Some of the dumped documents revealed that U.S. and Russian officials disagreed on a number of global security issues, including the Iranian missiles. A document dated February 24 and labeled "secret" says that U.S. representatives expressed the belief that North Korea supplied Iran with missiles during a meeting between the United States and Russia. The Russians expressed doubts about the claim, citing lack of evidence, the cable states. In what the cable describes as a "vigorous session of questions and answers" discussing ballistic missile threats, Russia detailed its assessment of Iran's missile program, and the degree to which Russia believes these programs constitute threats that would require missile defense responses.

Prime Minister Vladimir Putin's ties to his Italian counterpart Silvio Berlusconi also came under scrutiny, with talk of "lavish gifts" and a "shadowy" Russian-speaking Italian go-between. Berlusconi was also described as the European mouthpiece for the Russian prime minister in the leaked documents. Putin's spokesman Dmitry Peskov said Monday that there was no need to jump to conclusions about references in the leaked documents. "We have to wait and see what level of diplomats made these comments, and in what documents they appear," Peskov said, Interfax reported. "And anyway, we have to find out if it is actually Putin they are talking about."

Jailed U.S. Private Bradley Manning, who had top-secret clearance as an intelligence analyst for the Army when he was stationed in Iraq, is believed to have provided the latest leaked documents.

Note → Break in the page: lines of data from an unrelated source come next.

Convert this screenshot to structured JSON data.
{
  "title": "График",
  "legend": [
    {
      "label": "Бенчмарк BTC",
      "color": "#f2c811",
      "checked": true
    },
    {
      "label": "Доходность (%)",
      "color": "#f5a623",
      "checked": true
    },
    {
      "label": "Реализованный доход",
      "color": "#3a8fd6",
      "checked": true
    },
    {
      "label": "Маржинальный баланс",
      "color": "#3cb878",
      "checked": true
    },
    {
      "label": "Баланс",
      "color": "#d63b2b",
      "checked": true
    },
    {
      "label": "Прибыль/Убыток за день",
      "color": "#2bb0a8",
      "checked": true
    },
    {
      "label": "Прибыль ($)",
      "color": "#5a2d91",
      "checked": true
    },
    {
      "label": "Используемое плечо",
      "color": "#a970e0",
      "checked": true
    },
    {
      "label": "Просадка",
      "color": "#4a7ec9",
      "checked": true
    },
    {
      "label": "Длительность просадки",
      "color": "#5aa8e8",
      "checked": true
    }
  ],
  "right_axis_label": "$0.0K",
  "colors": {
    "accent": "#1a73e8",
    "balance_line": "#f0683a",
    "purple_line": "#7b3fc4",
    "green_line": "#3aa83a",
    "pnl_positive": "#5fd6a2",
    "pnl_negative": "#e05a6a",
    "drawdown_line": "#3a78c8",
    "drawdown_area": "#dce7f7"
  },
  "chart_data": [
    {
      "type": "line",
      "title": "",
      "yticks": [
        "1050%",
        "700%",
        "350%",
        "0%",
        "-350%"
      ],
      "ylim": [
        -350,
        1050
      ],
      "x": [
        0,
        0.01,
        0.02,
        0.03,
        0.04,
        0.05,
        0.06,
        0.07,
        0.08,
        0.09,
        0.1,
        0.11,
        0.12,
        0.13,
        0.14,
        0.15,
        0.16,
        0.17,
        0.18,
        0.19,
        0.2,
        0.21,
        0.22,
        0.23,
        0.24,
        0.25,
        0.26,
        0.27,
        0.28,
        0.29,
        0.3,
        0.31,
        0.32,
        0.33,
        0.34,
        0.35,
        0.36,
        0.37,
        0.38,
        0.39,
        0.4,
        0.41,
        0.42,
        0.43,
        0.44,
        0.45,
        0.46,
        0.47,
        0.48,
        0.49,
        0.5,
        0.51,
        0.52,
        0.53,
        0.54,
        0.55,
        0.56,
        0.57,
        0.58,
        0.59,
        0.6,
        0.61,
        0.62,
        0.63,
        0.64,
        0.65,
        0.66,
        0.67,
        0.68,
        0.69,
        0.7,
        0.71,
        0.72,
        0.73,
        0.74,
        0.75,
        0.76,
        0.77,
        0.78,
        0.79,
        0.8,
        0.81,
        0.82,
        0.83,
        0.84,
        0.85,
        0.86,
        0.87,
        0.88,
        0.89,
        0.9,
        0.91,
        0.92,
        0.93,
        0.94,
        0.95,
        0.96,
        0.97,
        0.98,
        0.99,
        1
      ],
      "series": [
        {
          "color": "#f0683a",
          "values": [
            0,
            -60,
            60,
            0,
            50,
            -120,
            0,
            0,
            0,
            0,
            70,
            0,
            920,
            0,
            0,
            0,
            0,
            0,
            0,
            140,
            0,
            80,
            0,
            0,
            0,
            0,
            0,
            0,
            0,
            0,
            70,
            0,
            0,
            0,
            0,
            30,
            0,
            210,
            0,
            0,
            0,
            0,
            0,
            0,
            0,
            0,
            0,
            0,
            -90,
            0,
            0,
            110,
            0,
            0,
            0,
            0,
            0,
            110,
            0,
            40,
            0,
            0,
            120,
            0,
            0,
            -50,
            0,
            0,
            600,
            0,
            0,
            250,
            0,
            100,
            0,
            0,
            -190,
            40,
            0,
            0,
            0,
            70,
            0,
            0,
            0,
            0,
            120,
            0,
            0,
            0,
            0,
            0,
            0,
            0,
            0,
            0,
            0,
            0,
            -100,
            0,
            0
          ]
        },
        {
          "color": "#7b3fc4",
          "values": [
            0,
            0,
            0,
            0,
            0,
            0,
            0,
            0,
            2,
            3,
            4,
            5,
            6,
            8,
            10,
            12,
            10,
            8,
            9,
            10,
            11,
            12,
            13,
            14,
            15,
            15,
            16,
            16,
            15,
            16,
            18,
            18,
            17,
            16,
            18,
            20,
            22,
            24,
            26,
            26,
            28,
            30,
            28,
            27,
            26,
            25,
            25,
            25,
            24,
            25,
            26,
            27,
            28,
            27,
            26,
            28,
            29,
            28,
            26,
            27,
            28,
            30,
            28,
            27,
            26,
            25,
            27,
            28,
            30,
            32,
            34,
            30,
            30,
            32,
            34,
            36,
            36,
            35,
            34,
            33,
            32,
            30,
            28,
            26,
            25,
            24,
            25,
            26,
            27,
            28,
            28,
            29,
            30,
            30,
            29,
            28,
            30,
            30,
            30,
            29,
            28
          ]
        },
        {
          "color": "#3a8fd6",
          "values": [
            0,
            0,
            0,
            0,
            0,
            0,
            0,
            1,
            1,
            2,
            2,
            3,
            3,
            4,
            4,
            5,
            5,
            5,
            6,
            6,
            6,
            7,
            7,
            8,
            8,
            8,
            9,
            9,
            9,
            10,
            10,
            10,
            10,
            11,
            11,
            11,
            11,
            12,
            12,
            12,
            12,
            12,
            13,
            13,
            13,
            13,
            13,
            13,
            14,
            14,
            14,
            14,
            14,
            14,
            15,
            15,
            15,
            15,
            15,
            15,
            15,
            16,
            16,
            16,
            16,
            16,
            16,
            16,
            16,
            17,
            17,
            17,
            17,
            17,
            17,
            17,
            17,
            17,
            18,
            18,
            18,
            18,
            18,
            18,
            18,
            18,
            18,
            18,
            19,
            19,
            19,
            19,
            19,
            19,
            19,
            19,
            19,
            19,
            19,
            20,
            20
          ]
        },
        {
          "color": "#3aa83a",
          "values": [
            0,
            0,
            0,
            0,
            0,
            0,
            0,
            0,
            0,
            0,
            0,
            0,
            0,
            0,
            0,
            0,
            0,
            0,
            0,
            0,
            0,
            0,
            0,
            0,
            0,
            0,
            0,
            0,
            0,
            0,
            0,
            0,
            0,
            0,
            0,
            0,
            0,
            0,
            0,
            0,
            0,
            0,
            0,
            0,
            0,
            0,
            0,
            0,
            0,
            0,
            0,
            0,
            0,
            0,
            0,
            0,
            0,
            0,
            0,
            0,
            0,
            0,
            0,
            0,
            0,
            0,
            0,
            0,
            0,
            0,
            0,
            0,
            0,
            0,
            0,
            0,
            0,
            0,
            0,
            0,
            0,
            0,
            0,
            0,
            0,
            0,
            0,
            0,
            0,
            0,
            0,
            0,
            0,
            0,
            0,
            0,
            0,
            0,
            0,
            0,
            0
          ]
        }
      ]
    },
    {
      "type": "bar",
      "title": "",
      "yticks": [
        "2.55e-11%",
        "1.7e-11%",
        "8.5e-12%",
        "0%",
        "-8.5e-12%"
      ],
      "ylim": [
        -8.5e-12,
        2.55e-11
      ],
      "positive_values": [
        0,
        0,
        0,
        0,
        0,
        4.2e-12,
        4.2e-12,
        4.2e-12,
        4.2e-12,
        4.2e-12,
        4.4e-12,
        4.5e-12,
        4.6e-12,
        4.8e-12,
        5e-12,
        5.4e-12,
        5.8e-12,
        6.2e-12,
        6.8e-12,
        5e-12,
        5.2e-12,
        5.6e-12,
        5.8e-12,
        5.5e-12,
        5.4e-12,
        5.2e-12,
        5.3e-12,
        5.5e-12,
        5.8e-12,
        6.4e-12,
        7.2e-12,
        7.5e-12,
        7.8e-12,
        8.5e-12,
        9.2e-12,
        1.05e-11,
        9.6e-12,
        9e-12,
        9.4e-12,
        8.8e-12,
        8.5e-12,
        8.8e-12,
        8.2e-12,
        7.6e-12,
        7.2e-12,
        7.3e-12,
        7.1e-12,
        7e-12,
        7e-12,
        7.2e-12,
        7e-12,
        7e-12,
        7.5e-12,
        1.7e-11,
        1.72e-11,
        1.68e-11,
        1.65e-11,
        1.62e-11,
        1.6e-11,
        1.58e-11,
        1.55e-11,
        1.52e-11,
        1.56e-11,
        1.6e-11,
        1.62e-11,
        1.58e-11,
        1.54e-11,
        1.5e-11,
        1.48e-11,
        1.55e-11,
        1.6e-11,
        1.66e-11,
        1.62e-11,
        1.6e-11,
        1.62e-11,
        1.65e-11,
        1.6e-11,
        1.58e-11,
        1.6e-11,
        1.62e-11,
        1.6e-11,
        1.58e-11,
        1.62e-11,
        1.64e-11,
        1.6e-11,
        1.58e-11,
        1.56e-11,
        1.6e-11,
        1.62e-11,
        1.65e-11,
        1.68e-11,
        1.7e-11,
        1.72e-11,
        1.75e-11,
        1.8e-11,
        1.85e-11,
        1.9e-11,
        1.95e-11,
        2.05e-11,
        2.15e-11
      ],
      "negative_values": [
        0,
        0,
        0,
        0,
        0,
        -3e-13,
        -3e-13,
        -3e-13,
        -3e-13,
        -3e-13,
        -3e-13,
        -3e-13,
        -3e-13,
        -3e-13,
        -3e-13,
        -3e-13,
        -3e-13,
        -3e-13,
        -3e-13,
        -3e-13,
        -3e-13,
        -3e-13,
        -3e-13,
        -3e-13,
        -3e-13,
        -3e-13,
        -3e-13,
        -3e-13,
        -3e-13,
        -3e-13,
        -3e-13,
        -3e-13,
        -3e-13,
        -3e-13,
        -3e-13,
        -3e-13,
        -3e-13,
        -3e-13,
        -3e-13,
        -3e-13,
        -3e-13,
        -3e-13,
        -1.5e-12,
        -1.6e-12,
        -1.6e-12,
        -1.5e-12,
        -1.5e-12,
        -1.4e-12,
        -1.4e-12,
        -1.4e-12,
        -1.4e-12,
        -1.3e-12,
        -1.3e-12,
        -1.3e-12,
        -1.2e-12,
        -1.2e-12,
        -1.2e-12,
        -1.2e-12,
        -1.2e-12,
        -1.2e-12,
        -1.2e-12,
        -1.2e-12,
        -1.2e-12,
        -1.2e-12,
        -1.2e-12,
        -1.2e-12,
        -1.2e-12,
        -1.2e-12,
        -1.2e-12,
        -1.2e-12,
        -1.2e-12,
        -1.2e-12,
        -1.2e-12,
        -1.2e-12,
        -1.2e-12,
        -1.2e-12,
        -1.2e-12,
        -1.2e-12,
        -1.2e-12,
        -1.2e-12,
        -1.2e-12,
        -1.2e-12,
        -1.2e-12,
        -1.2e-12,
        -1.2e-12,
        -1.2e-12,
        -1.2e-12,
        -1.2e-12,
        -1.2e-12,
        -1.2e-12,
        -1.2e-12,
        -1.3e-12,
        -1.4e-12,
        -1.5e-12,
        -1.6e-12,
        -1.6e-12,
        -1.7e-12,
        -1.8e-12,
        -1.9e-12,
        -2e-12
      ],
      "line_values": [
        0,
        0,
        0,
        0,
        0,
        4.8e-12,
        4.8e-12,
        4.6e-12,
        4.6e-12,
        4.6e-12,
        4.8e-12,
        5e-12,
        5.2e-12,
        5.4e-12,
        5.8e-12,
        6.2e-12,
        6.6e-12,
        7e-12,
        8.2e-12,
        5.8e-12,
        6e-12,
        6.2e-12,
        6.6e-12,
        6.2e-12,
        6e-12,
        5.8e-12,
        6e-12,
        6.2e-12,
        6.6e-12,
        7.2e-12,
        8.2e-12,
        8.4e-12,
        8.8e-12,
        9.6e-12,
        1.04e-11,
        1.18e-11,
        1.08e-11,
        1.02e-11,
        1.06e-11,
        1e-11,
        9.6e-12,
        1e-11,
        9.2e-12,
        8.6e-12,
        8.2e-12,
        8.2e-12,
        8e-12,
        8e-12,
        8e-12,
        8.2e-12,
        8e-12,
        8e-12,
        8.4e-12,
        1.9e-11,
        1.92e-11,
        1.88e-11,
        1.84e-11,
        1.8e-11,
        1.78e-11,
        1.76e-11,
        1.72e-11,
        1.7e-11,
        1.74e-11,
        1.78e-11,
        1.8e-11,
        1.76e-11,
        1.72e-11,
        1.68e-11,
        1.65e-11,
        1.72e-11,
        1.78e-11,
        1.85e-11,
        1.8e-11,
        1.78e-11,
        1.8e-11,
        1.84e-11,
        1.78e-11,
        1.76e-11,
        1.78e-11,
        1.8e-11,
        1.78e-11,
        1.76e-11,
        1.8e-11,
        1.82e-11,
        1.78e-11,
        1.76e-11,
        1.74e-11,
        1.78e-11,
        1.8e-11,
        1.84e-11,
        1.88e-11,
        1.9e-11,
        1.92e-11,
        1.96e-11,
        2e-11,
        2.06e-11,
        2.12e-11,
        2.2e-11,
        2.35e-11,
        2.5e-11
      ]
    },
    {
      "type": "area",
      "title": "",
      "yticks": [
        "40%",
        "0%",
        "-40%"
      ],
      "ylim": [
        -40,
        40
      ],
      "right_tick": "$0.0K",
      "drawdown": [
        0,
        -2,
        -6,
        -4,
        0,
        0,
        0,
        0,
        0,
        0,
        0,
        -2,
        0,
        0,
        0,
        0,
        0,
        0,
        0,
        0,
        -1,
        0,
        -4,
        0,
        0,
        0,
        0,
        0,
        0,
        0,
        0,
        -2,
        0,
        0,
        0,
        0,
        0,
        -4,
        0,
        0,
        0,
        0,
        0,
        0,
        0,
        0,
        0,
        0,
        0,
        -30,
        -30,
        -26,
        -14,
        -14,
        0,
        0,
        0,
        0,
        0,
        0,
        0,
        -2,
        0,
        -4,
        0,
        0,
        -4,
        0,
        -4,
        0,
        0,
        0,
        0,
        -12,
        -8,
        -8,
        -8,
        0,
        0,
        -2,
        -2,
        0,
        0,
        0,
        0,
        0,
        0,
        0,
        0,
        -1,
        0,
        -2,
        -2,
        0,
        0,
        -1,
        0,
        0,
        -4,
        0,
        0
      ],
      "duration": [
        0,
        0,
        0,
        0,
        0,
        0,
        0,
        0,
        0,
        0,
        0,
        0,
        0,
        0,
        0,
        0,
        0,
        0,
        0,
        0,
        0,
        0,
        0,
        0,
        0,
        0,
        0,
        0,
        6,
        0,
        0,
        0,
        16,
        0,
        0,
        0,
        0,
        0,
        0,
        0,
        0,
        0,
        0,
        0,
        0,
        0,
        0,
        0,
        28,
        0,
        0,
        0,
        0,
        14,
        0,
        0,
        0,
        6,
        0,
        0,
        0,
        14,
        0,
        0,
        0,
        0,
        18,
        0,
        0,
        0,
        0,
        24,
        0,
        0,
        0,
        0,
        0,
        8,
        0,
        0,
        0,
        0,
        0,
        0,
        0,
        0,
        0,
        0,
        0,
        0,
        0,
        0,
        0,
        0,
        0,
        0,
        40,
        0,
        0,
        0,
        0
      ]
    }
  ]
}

Pentagon investigators believe Manning accessed a worldwide military classified Internet and E-mail system to download the documents. Manning, 22, was charged in June with several violations of the U.S. Criminal Code for allegedly transferring classified data without authorization.

WikiLeaks' founder, Australian activist Julian Assange, has no home address but he often pops up in Sweden and Iceland, where Internet anonymity is protected by law, according to RIA Novosti. He is being hunted by Pentagon investigators and is suspected of releasing confidential U.S. State Department documents. An unnamed Russian secret services expert warned WikiLeaks last month that the “right team” of people could simply shut down the whistleblower Web site forever, after Assange revealed that Russian readers will find out a lot of new things about their country.